Dazed by the growing number of options and confused by high-pressure sales pitches, some community bankers are turning to technology consultants.
"Hiring a consultant provides the necessary hand-holding, or courage, needed to make tough technology choices," said Keith Chambers, chief financial officer at Austin Bancorp Inc. of Jacksonville, Tex.
Consultants typically will first assess what a bank can accomplish with the software and hardware it already owns.
"We had invested a ton of money in technology, but we weren't utilizing it," said Robert W. Daigle, president and chief executive officer of Camden (Maine) National Bank, part of a two-bank holding company with $650 million of assets.
Camden National hired ViTEX Inc. of Mooresville, N.C., last summer to develop a three-year technology plan and get the bank's computers ready for 2000. Total tab: $75,000-far less than the cost of hiring a technology staff.
"What we got was a technology plan that's a working document-no fluff," Mr. Daigle said.
Camden National has overhauled its loan processing system, making it faster and more accurate; has introduced cash management services for commercial customers; and has begun on-line banking for retail customers.

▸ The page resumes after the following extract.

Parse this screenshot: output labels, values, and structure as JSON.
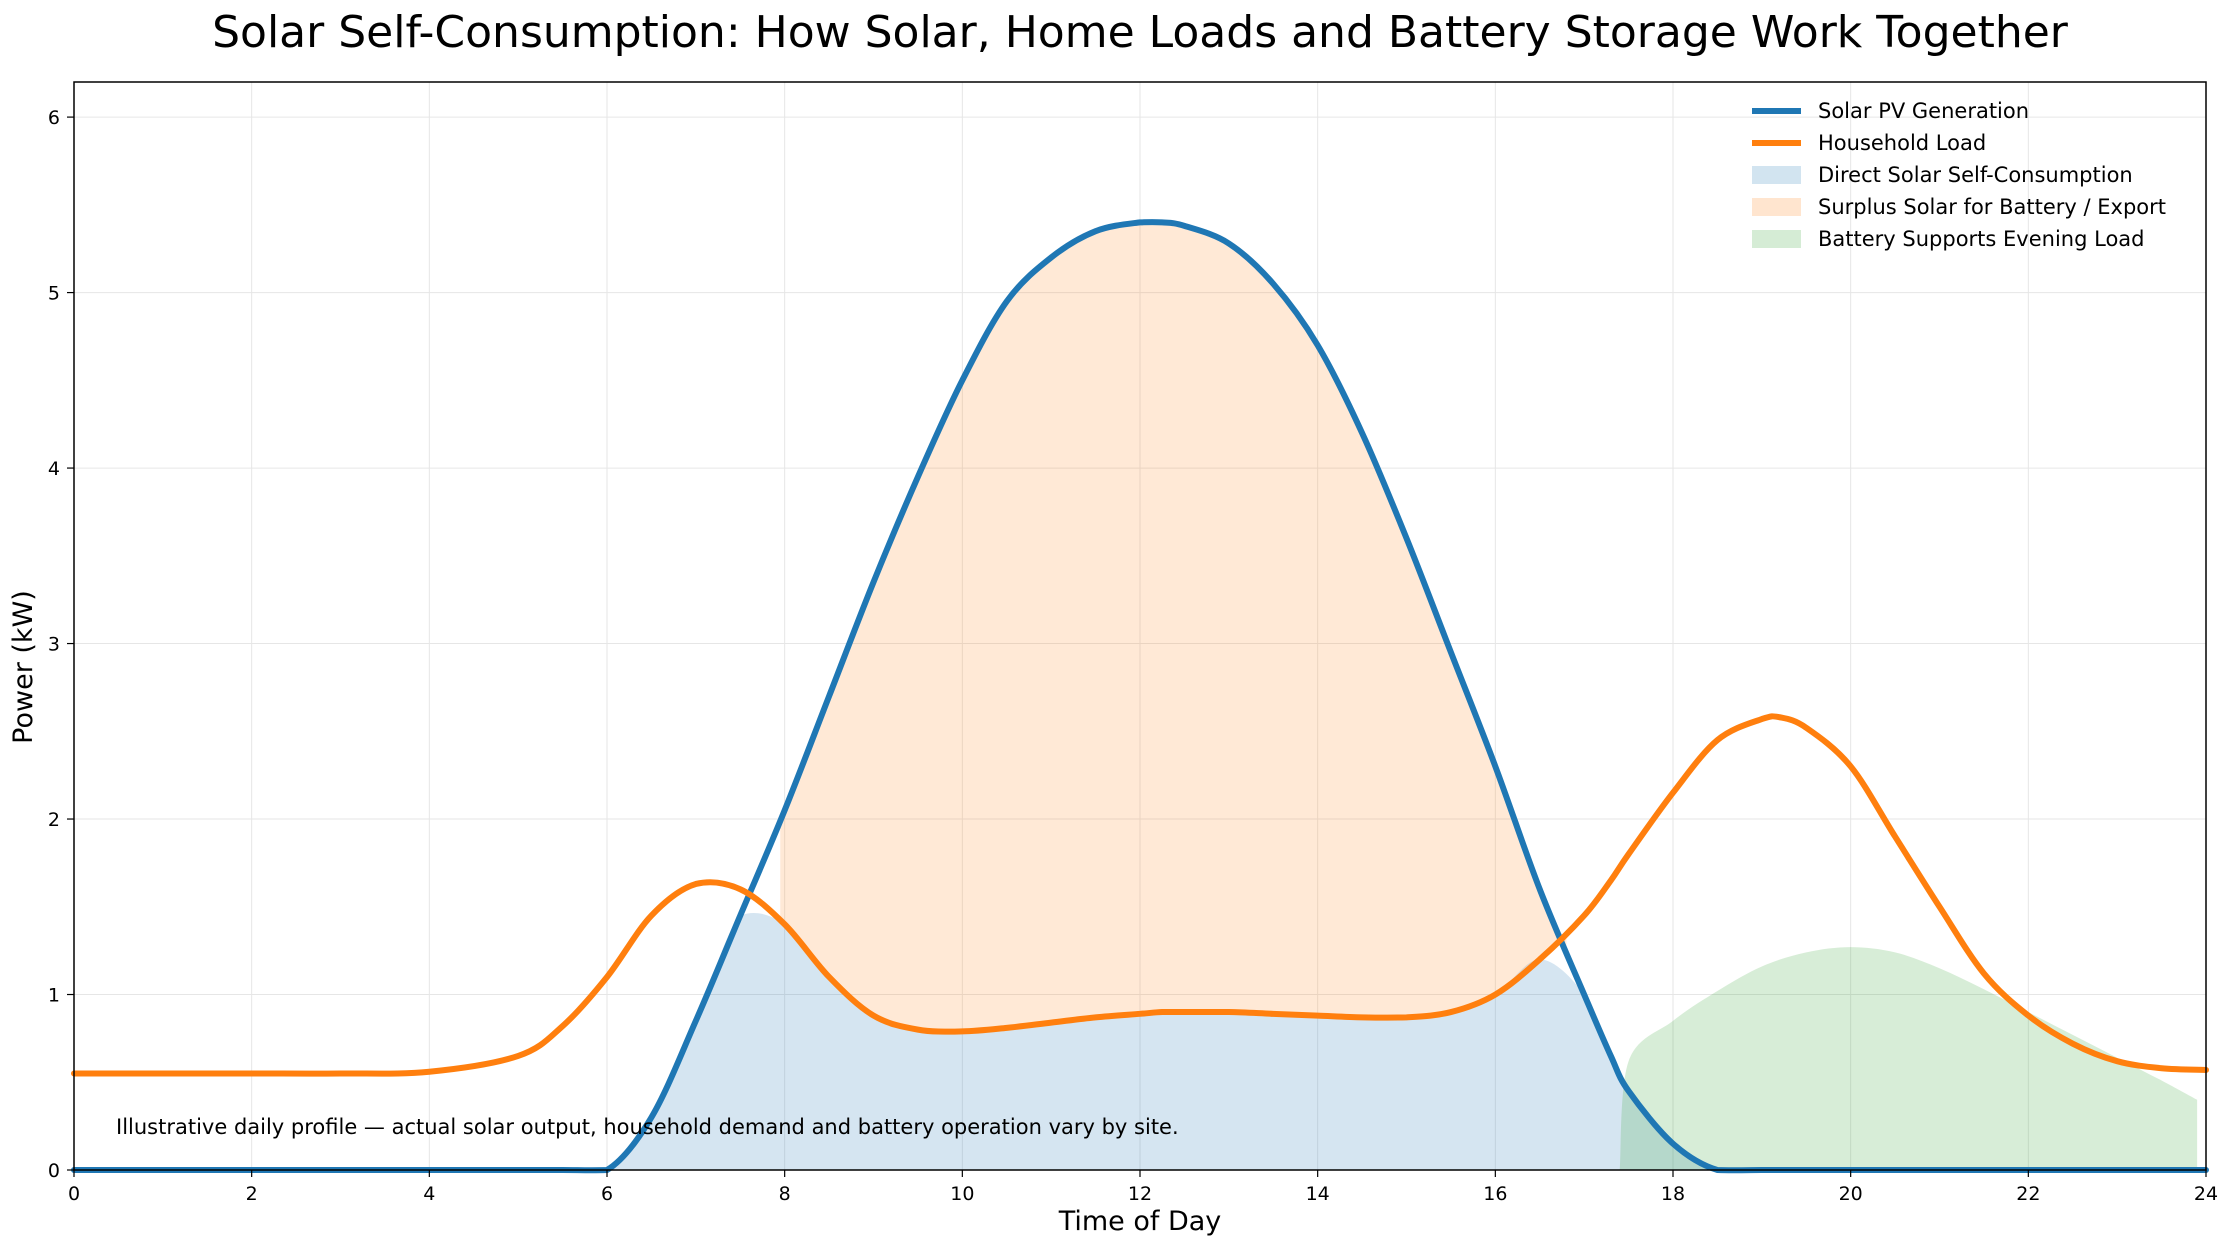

At $480 million-asset Austin Bancorp, Mr. Chambers said consultants helped design a debit card program and hire a vendor, replace the bank's internal phone system, and research other ideas.
Firms like ViTEX and its major competitor in the Southeast, Brintech Inc., do not sell software or hardware and do not get fees from vendors for pushing their products. "They've got no bias," Mr. Daigle said. "They're truly an independent resource."
Because they have experience negotiating contracts with vendors, consultants can help banks get a better deal. One banker attending the National Conference for Community Bankers here this week said consultants helped his bank save 30% on the purchase of some customer relationship management software.
"They paid for themselves," the unidentified banker said during a session at the American Bankers Association's conference.
Some community banks hire consultants because it is hard to find and retain employees with the necessary skills, said Harold Brewer, CEO of Brintech in New Smyrna Beach, Fla.
"They look to us to improve their return on technology investments," he said. "They also get a cohesive long-term strategy for buying and implementing technology."
Mr. Brewer, a former community banker in Georgia, founded Brintech in 1993 with Randall A. Roth, an 18-year veteran of IBM. After two years, the men split and Mr. Roth founded ViTEX. Both firms have about 25 employees and more than 100 community bank clients. The cost of a technology assessment and three-year plan runs about $35,000, according to both firms. Most clients opt to keep the consultants on retainer, paying roughly $1,000 a month for ongoing advice.
Beyond integrating existing networks, community bankers are most interested in check imaging and home banking, the consultants said. Both advised against buying a check imaging system unless a bank's existing equipment is failing. They were more excited about the potential of Internet banking.
A bank's Web site can be the community's door to the rest of the Internet, Mr. Brewer said. Brintech helped United Bank Corp. in Barnesville, Ga., set up a Web site that links customers to everything from local media outlets to weather reports to stock quotes. "We've never had anything that sets us apart like this service," said United president J. Joseph Edwards.
The $415 million-asset bank hired Brintech in 1996 to help it chart the future. "It's a changing river we're fishing in," Mr. Edwards said. "The problem is not finding technology products; the problem is finding the right ones."